#**Intermediate: Machine Learning**

### Authors: [Precious Darkwa](http://linkedin.com/in/darkwa-precious)


### Content

1. [Supervised Learning](#part1)
  - [Linear Models](#part1.1)
  - [Problem Statement](#part1.2)
    * [Feature Descriptions](#part1.2.1)
    * [Save model](#part1.2.2)
    * [OOP Approach](#part1.2.3)
    * [Procedural Approach](#part1.2.4)
    * [Exercise](#part1.2.5)

<a name="part1"></a>


# **Supervised Learning**
Supervised learning is a branch of machine learning where the algorithm learns from labeled data, which means each input data point is associated with a corresponding target label. The goal of supervised learning is to learn a mapping from input variables to output variables.

In supervised learning, there are two main classes of models:

1. **Regression Models**: These models are used when the target variable is continuous. The goal of regression is to predict a continuous outcome. Examples of regression models include linear regression, polynomial regression, support vector regression (SVR), and ridge regression.

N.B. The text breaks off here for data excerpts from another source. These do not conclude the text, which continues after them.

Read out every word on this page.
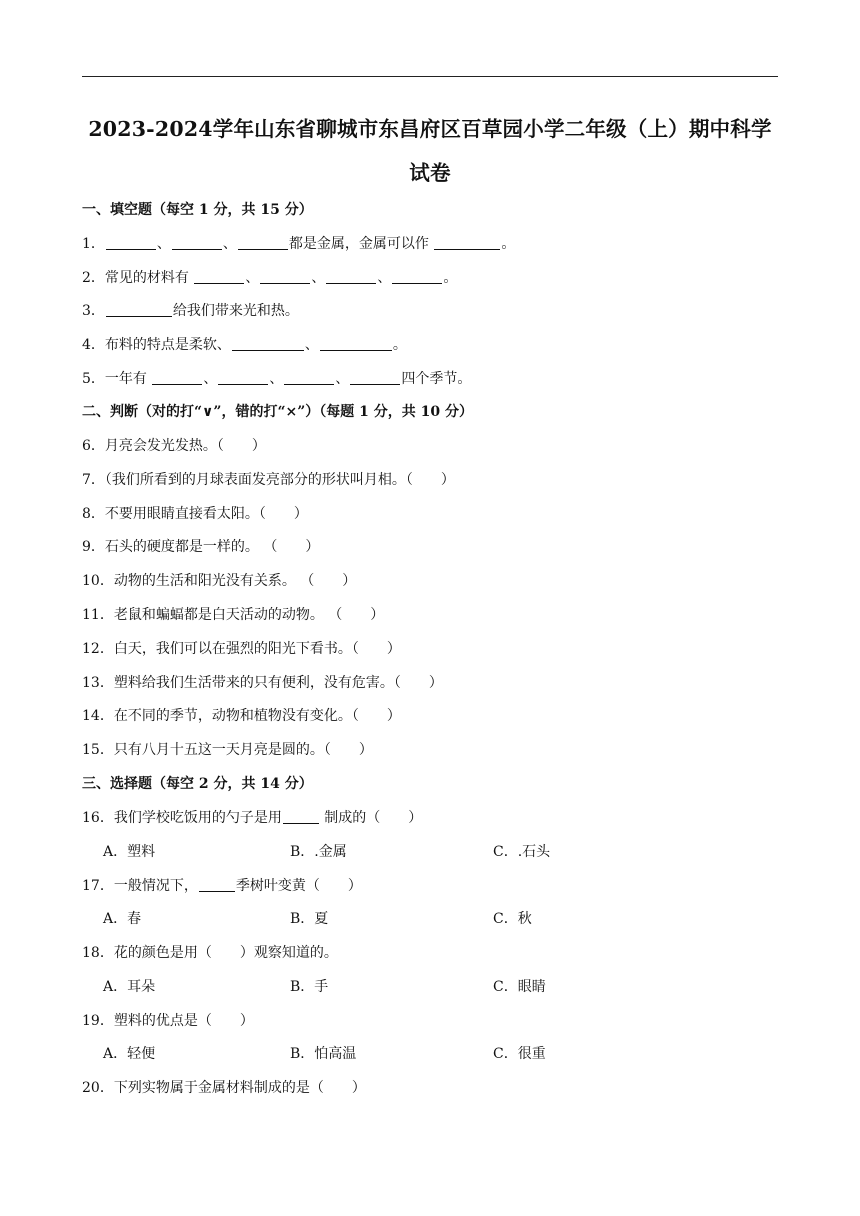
2023-2024学年山东省聊城市东昌府区百草园小学二年级（上）期中科学
试卷
一、填空题（每空 1 分，共 15 分）
1．	、	、	都是金属，金属可以作	。
2．常见的材料有	、	、	、	。
3．	给我们带来光和热。
4．布料的特点是柔软、	、	。
5．一年有	、	、	、	四个季节。
二、判断（对的打“∨”，错的打“×”）（每题 1 分，共 10 分）
6．月亮会发光发热。（　　）
7．（我们所看到的月球表面发亮部分的形状叫月相。（　　）
8．不要用眼睛直接看太阳。（　　）
9．石头的硬度都是一样的。 （　　）
10．动物的生活和阳光没有关系。 （　　）
11．老鼠和蝙蝠都是白天活动的动物。 （　　）
12．白天，我们可以在强烈的阳光下看书。（　　）
13．塑料给我们生活带来的只有便利，没有危害。（　　）
14．在不同的季节，动物和植物没有变化。（　　）
15．只有八月十五这一天月亮是圆的。（　　）
三、选择题（每空 2 分，共 14 分）
16．我们学校吃饭用的勺子是用	制成的（　　）
A．塑料	B．.金属	C．.石头
17．一般情况下，	季树叶变黄（　　）
A．春	B．夏	C．秋
18．花的颜色是用（　　）观察知道的。
A．耳朵	B．手	C．眼睛
19．塑料的优点是（　　）
A．轻便	B．怕高温	C．很重
20．下列实物属于金属材料制成的是（　　）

2. **Classification Models**: These models are used when the target variable is categorical, meaning it belongs to a specific class or category. The goal of classification is to predict the class label of new data points. Examples of classification models include logistic regression, decision trees, random forests, support vector machines (SVM), k-nearest neighbors (KNN), and naive Bayes.



<a name="part1.1"></a>


## **Linear Models**

1. **Linear Regression**:
   - Linear regression is a basic and widely used statistical technique for modeling the relationship between a dependent variable and one or more independent variables.
   - It assumes a linear relationship between the independent variables and the dependent variable.
   - The model equation is of the form: y = B0 + B1x1 + B2x2 + .... + Bnxn + E1 where Bi's are the coefficients, xi's are the independent variables and E is the error term

   ```python
   from sklearn.linear_model import LinearRegression

   # Create a linear regression model
   model = LinearRegression()

   # Fit the model to the data
   model.fit(X_train, y_train)

   # Make predictions
   predictions = model.predict(X_test)
   ```

2. **Logistic Regression**:
   - Logistic regression is a linear model used for binary classification tasks.
   - It models the probability that a given instance belongs to a particular class.
   - Despite its name, it's a classification algorithm, not a regression algorithm.

   ```python
   from sklearn.linear_model import LogisticRegression

   # Create a logistic regression model
   model = LogisticRegression()

   # Fit the model to the data
   model.fit(X_train, y_train)

   # Make predictions
   predictions = model.predict(X_test)
   ```

3. **Support Vector Machine (SVM)**:
   - SVM is a powerful supervised learning algorithm used for both classification and regression tasks.
   - In classification, it finds the hyperplane that best separates the classes.
   - It can handle linear and non-linear data through the use of different kernel functions.

   ```python
   from sklearn.svm import SVC

   # Create an SVM classifier
   model = SVC(kernel='linear')

   # Fit the model to the data
   model.fit(X_train, y_train)

   # Make predictions
   predictions = model.predict(X_test)
   ```



<a name="part1.2"></a>


## **Problem Statement**:
The challenge at hand involves addressing the surge in building collapses within Lagos and major cities in Nigeria. In response, there's a need to develop a predictive model that can forecast whether a building will file an insurance claim within a specific timeframe. The objective is to ascertain the likelihood of a building experiencing at least one insurance claim during its insured period based on various building characteristics. The target variable, "Claim," will be binary:

1 if the building has at least one insurance claim during the insured period.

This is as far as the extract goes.